Não há isolamento que resolva vírus que contamina em casa
A cadeirinha no carro. O estado de alerta perto de piscinas. A vigilância com objetos miúdos na boca. O medo da posição errada no sono. Preocupações normais de pais de crianças pequenas. Mas o leitor pode se surpreender ao saber que no Brasil há uma causa de morte prevenível muito mais comum nas crianças de até 5 anos. Oito vezes mais frequente que a síndrome de morte súbita, quatro vezes mais que as mortes por afogamento, o dobro das mortes no trânsito ou por aspiração de objetos. É a morte por diarreia, que só em 2015 vitimou cerca de 2 mil crianças brasileiras na primeira infância.
Uma das fotos mais tristes da atual pandemia é a do fotógrafo Michael Dantas, mostrando um garoto beneficiado por uma campanha de distribuição de máscaras em um bairro pobre de Manaus. A máscara amarela se destaca: além dela o menino veste apenas uma bermuda, cercado por uma água imunda tomada pelo lixo. É de uma ironia melancólica: a máscara para protegê-lo do coronavírus, enquanto segue exposto aos rotavírus, adenovírus, enterovírus, norovírus, sapovírus, astrovírus, calicivírus ou o da hepatite A – além das bactérias e vermes da água escura que cerca seu corpo.
Os dados que abrem esta coluna são de estudo da professora Elisabeth França e outros pesquisadores brasileiros, publicado na Revista Brasileira de Epidemiologia e financiado pela Fundação Bill e Melinda Gates. Ele mostra também que houve enorme progresso quanto à morte de crianças por doenças diarreicas desde 1988, apesar desta ainda ser uma das dez principais causas de morte até os 5 anos. Para além do índice de mortalidade, outros estudos mostram o impacto devastador que a falta de água limpa tem nessas vidas.
Como os primeiros anos de vida são cruciais para o desenvolvimento do cérebro, ele é prejudicado pelas doenças da água suja, que afetam a absorção de nutrientes.

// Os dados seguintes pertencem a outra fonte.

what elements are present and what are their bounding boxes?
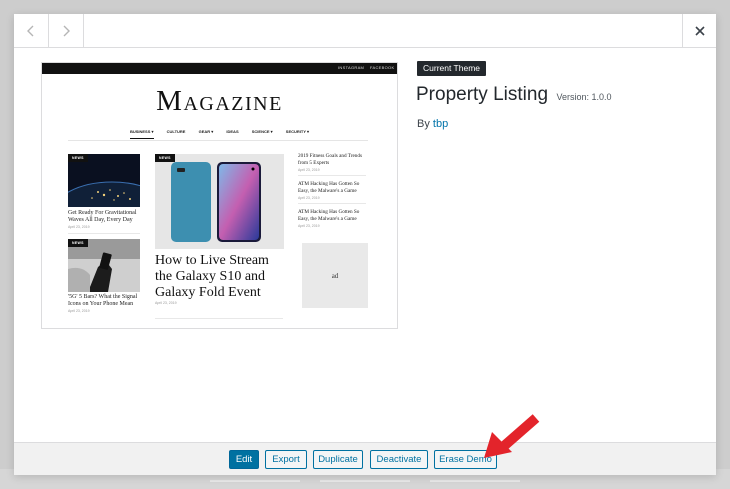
- preview-nav: BUSINESS ▾ CULTURE GEAR ▾ IDEAS SCIENCE …: [42, 129, 397, 139]
- preview-divider: [298, 203, 366, 204]
- theme-details-modal: INSTAGRAM FACEBOOK Magazine BUSINESS ▾ C…: [14, 14, 716, 475]
- current-theme-badge: Current Theme: [417, 61, 487, 76]
- preview-ad-placeholder: ad: [302, 243, 368, 308]
- chevron-right-icon: [63, 25, 70, 36]
- preview-sidebar-title: ATM Hacking Has Gotten So Easy, the Malw…: [298, 209, 360, 222]
- preview-galaxy-image: [155, 154, 284, 249]
- preview-card-date: April 23, 2019: [68, 225, 90, 229]
- modal-header: [14, 14, 716, 48]
- chevron-left-icon: [27, 25, 34, 36]
- theme-screenshot: INSTAGRAM FACEBOOK Magazine BUSINESS ▾ C…: [41, 62, 398, 329]
- close-icon: [694, 25, 705, 36]
- edit-button[interactable]: Edit: [229, 450, 259, 469]
- preview-divider: [68, 233, 140, 234]
- preview-nav-item: SECURITY ▾: [285, 129, 310, 134]
- backdrop-ghost: [430, 480, 520, 482]
- preview-feature-date: April 23, 2019: [155, 301, 177, 305]
- preview-nav-item: BUSINESS ▾: [129, 129, 154, 139]
- preview-news-badge: NEWS: [68, 239, 88, 247]
- preview-sidebar-date: April 23, 2019: [298, 224, 320, 228]
- theme-title: Property Listing Version: 1.0.0: [416, 84, 612, 106]
- preview-masthead: Magazine: [156, 85, 283, 117]
- export-button[interactable]: Export: [265, 450, 307, 469]
- backdrop-ghost: [320, 480, 410, 482]
- red-arrow-icon: [484, 414, 540, 458]
- preview-feature-title: How to Live Stream the Galaxy S10 and Ga…: [155, 253, 269, 300]
- preview-nav-item: CULTURE: [166, 129, 186, 134]
- preview-topbar: INSTAGRAM FACEBOOK: [42, 63, 397, 74]
- preview-card-title: Get Ready For Gravitational Waves All Da…: [68, 210, 137, 223]
- preview-nav-item: GEAR ▾: [198, 129, 214, 134]
- preview-divider: [155, 318, 283, 319]
- preview-news-badge: NEWS: [68, 154, 88, 162]
- preview-sidebar-date: April 23, 2019: [298, 196, 320, 200]
- preview-divider: [68, 140, 368, 141]
- next-theme-button[interactable]: [49, 14, 84, 47]
- preview-card-date: April 23, 2019: [68, 309, 90, 313]
- deactivate-button[interactable]: Deactivate: [370, 450, 428, 469]
- preview-nav-item: IDEAS: [226, 129, 239, 134]
- previous-theme-button[interactable]: [14, 14, 49, 47]
- theme-author-link[interactable]: tbp: [433, 118, 448, 130]
- theme-author-prefix: By: [417, 118, 430, 130]
- preview-nav-item: SCIENCE ▾: [251, 129, 273, 134]
- preview-sidebar-title: 2019 Fitness Goals and Trends from 5 Exp…: [298, 153, 362, 166]
- close-modal-button[interactable]: [682, 14, 716, 47]
- preview-facebook-link: FACEBOOK: [370, 65, 395, 70]
- theme-name: Property Listing: [416, 84, 549, 105]
- theme-version: Version: 1.0.0: [556, 92, 612, 102]
- preview-sidebar-title: ATM Hacking Has Gotten So Easy, the Malw…: [298, 181, 360, 194]
- backdrop-ghost: [210, 480, 300, 482]
- preview-card-title: '5G' 5 Bars? What the Signal Icons on Yo…: [68, 294, 138, 307]
- preview-divider: [298, 175, 366, 176]
- theme-actions: Edit Export Duplicate Deactivate Erase D…: [14, 442, 716, 475]
- duplicate-button[interactable]: Duplicate: [313, 450, 363, 469]
- theme-author: By tbp: [417, 118, 448, 130]
- preview-news-badge: NEWS: [155, 154, 175, 162]
- preview-instagram-link: INSTAGRAM: [338, 65, 365, 70]
- preview-sidebar-date: April 23, 2019: [298, 168, 320, 172]
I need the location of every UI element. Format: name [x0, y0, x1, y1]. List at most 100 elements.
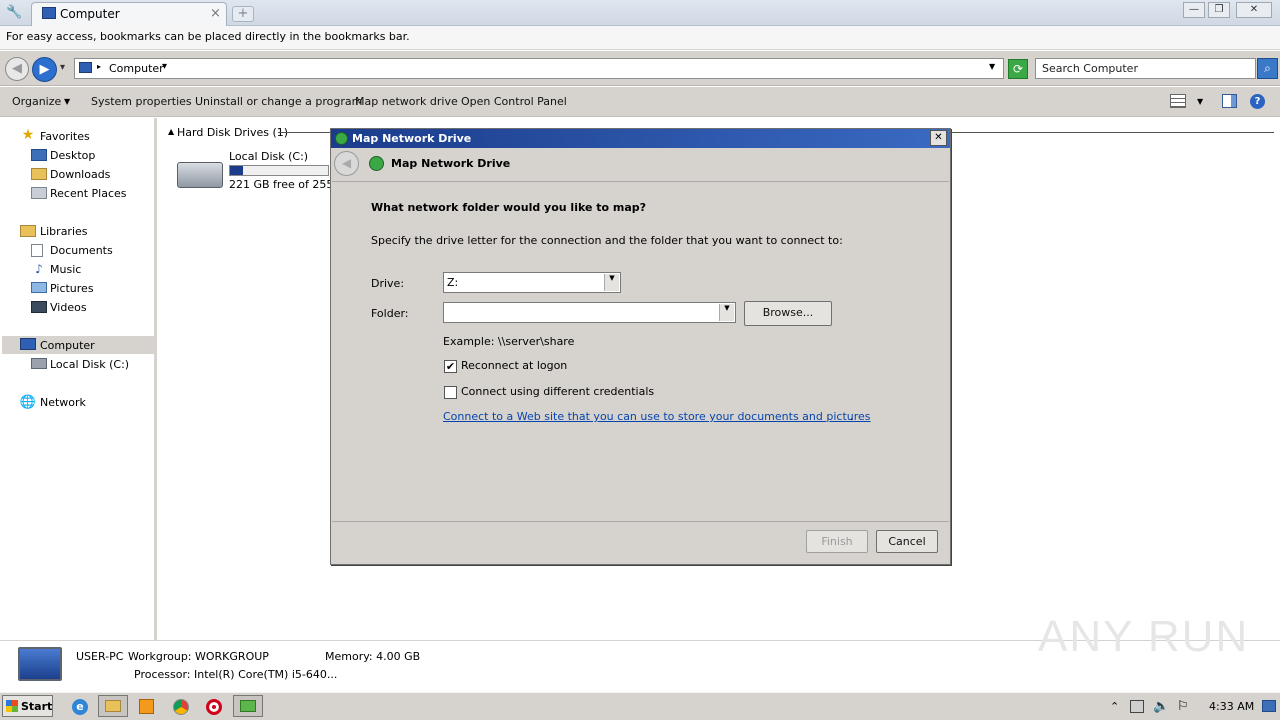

A ausência de saneamento afetará no futuro desde a altura até as capacidades cognitivas desse cidadão. Pesquisadores chegam a estimar a perda de pontos no QI ou de anos de escolaridade em função das diarreias nos primeiros anos de vida. Para piorar, alguns protozoários e bactérias de água suja podem afetar o desenvolvimento ainda que não causem diarreia. O total do potencial humano perdido não se estima.
No Brasil, quase metade da população não tem serviços de coleta de esgoto e cerca de 35 milhões vivem sem acesso a água tratada. A situação é pior para a população negra e no Norte e Nordeste. A realidade também é dramática nas escolas: 15% nem chega sequer ter banheiro em suas dependências.
Os adultos, evidentemente, também são afetados. A OMS calcula que cada real investido no saneamento economiza quatro reais na saúde. Já o Instituto Trata Brasil projeta bilhões de reais de ganhos no PIB com a universalização do saneamento, decorrentes de aumento da produtividade do trabalho, menos afastamentos, melhora no aprendizado nas escolas – além dos ganhos com valorização imobiliária e turismo. Mas para o instituto, no ritmo atual de investimentos a universalização pode demorar 120 anos.
O marco do saneamento, que passa por idas e vindas desde 2018, pode ir à votação final esta semana. Ele estabelece a universalização até 2033 (ou em determinadas condições até 2040), com competição com o setor privado.
Parte da controvérsia sobre o projeto pode ser visualizada na manifestação de uma deputada que votou contra ele: “Chega a ser um escárnio. Porque o projeto propõe metas para as companhias públicas”. Metas de universalização e quebras de monopólios mobilizam os interesses das corporações dessas companhias públicas, o que explica parcela da dificuldade que a pauta teve em avançar nos últimos anos. O especialista em infraestrutura Claudio Frischtak mostra que de 2014 a 2017, 3 de cada 4 companhias estaduais priorizaram gastos com folha em relação aos investimentos.
Convidado por Bill Gates para contribuir a resolver “o problema do saneamento”, o engenheiro Peter Janicki, bem-sucedido dono de uma empresa que fabrica componentes aeroespaciais, se surpreendeu: “Que problema do saneamento?”. Para parte da sociedade, é difícil conceber que as famílias mais pobres vivam de forma tão diferente da sua. Mesmo entre os ambientalistas parece haver interesse muito maior por pautas mais “instagramáveis”, como a questão da Amazônia.
Se na pandemia debatemos temas do século 21, como a renda básica universal, ainda não superamos um tema dos séculos passados: o saneamento básico universal. Quando o coronavírus passar, milhões de brasileiros pobres continuarão convivendo com doenças infecciosas na rotina de suas famílias. Não há isolamento que resolva vírus que contamina em casa.